1. This appeal is only concerned with one Small point but it will be necessary to set out the facts at some length. There was a certain suit, No. 549 of 1925, instituted in the Munsif's Court at Uluberia in which the present plaintiffs were defendants. There was a reference to arbitration. The present plaintiffs were minors and were represented by a pleader guardian. The natural guardians then got the pleader discharged and themselves represented the minors. They assented to the reference which was therefore complete. The learned Munsif did not expressly note on the record his sanction to this agreement. Eventually an award was made and a decree passed in accordance with the award. The minors then instituted the present suit in which they asked for various reliefs. As usual in these cases, various allegations were made against the natural guardians. The learned Munsif took one view of the conduct of these ladies whereas the learned Subordinate Judge took another. The learned Munsif was rather doubtful whether in fact they knew anything about the case at all but he was at any rate satisfied that they did not understand what they were doing. The learned Subordinate Judge, on the other hand, was quite satisfied that these ladies knew what they were doing, that they assented to the agreement and that the agreement was a perfectly sensible one. He was also satisfied that the award was a fair one. But, be this as it may, the agreement was void so far as the minors were concerned because the provisions of Order 32, Rule 7, Civil P. C, were not complied with. The learned Subordinate Judge thought that the Court gave an oral sanction to the agreement but at any rate came to the finding that the provisions of Order 32, Rule 7, were not complied with and that the agreement was void so far as the minors were concerned.
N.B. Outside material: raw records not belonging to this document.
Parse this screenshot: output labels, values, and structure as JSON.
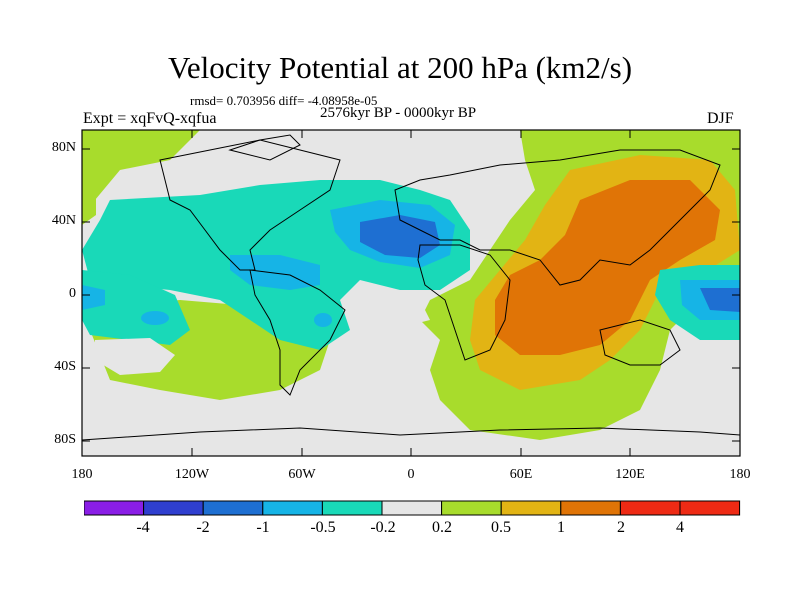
{
  "title": "Velocity Potential at 200 hPa (km2/s)",
  "stats": "rmsd= 0.703956 diff= -4.08958e-05",
  "experiment": "Expt = xqFvQ-xqfua",
  "period": "2576kyr BP - 0000kyr BP",
  "season": "DJF",
  "lat_ticks": [
    "80N",
    "40N",
    "0",
    "40S",
    "80S"
  ],
  "lon_ticks": [
    "180",
    "120W",
    "60W",
    "0",
    "60E",
    "120E",
    "180"
  ],
  "colorbar": {
    "labels": [
      "-4",
      "-2",
      "-1",
      "-0.5",
      "-0.2",
      "0.2",
      "0.5",
      "1",
      "2",
      "4"
    ],
    "colors": [
      "#8a1ee6",
      "#2f3fcf",
      "#1e6fd2",
      "#16b4e6",
      "#19d9b8",
      "#e6e6e6",
      "#a8dc2c",
      "#e2b414",
      "#e07406",
      "#ee2a14"
    ]
  }
}
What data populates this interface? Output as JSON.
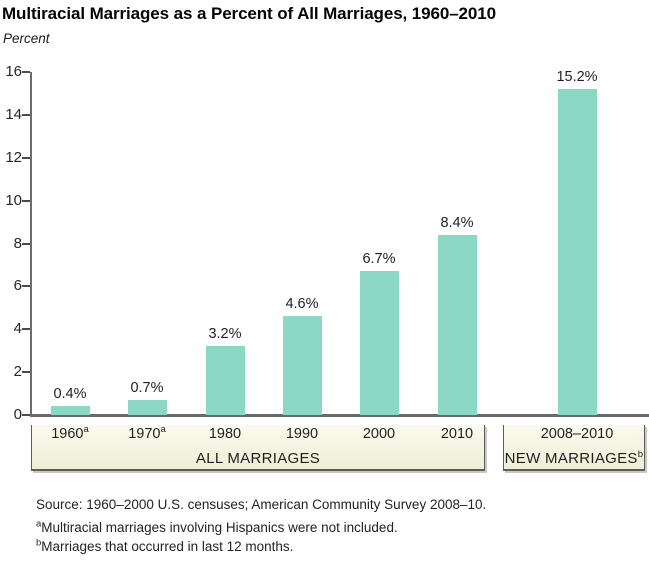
{
  "title": "Multiracial Marriages as a Percent of All Marriages, 1960–2010",
  "chart_data": {
    "type": "bar",
    "title": "Multiracial Marriages as a Percent of All Marriages, 1960–2010",
    "unit_label": "Percent",
    "xlabel": "",
    "ylabel": "Percent",
    "ylim": [
      0,
      16
    ],
    "yticks": [
      0,
      2,
      4,
      6,
      8,
      10,
      12,
      14,
      16
    ],
    "grid": false,
    "legend": "none",
    "bar_color": "#8dd7c5",
    "categories": [
      "1960",
      "1970",
      "1980",
      "1990",
      "2000",
      "2010",
      "2008–2010"
    ],
    "category_superscripts": [
      "a",
      "a",
      "",
      "",
      "",
      "",
      ""
    ],
    "values": [
      0.4,
      0.7,
      3.2,
      4.6,
      6.7,
      8.4,
      15.2
    ],
    "value_labels": [
      "0.4%",
      "0.7%",
      "3.2%",
      "4.6%",
      "6.7%",
      "8.4%",
      "15.2%"
    ],
    "group_boxes": [
      {
        "label": "ALL MARRIAGES",
        "sup": "",
        "span": [
          0,
          5
        ]
      },
      {
        "label": "NEW MARRIAGES",
        "sup": "b",
        "span": [
          6,
          6
        ]
      }
    ]
  },
  "footer": {
    "source": "Source: 1960–2000 U.S. censuses; American Community Survey 2008–10.",
    "footnote_a": {
      "marker": "a",
      "text": "Multiracial marriages involving Hispanics were not included."
    },
    "footnote_b": {
      "marker": "b",
      "text": "Marriages that occurred in last 12 months."
    }
  }
}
2. The Munsif passed a decree in which he set aside the award and the decree passed in Title Suit No. 549 in toto. Defendants 1 and 2 then appealed. Although the learned Subordinate Judge was against them so far as the minors were concerned he modified the decree and directed that the decree passed in Suit No. 549 should be set aside against the minors only and maintained so far as the other parties to the suit were concerned. The present appeal has been filed by the minors, who appear to have had no interest whatever in it, and a large number of pro forma defendants. Defendants 1 and 2 have filed cross-objections asking that the whole suit be dismissed. The only point taken in the appeal is that the decree of the Munsif should be restored. Although the agreement is void so far as the minors are concerned, it is merely voidable in the case of the other parties. The minors have no cause of action whatever so far as the other parties to the decree are concerned. It may be that they have been set up by the defendants who have joined them in this appeal; but I have no means of knowing that and for aught I know to the contrary the other parties to the decree may have no desire to set it aside; at any rate, they have taken no steps to do so, and if they did take such steps they would have to face difficulties with regard to the maintainability of the suit. The learned Subordinate Judge has given the plaintiffs all the reliefs to which they could possibly be entitled on that cause of action and there is nothing wrong in his decree.

3. The cross-objection is pressed on the ground that the suit was not maintainable and was also unnecessary. I have no doubt that the decree passed against the minors is void whether it is set aside or not, but that is not sufficient. The plaintiffs do not merely ask for a declaration; they also ask for an injunction. If the suit is dismissed and an attempt is made to execute the decree against them they will not be able to show that, in fact, it was void on the ground that the provisions of Order 32, Rule 7 were not complied with. It is therefore impossible to say that the suit was unnecessary or was not maintainable. The result is that the appeal is dismissed. As I am not at all satisfied that the minors have any interest in it, the costs of the respondents will be paid by the defendants appellants. The cross-objection is also dismissed with costs. The Rule is discharged with costs but without any hearing fee.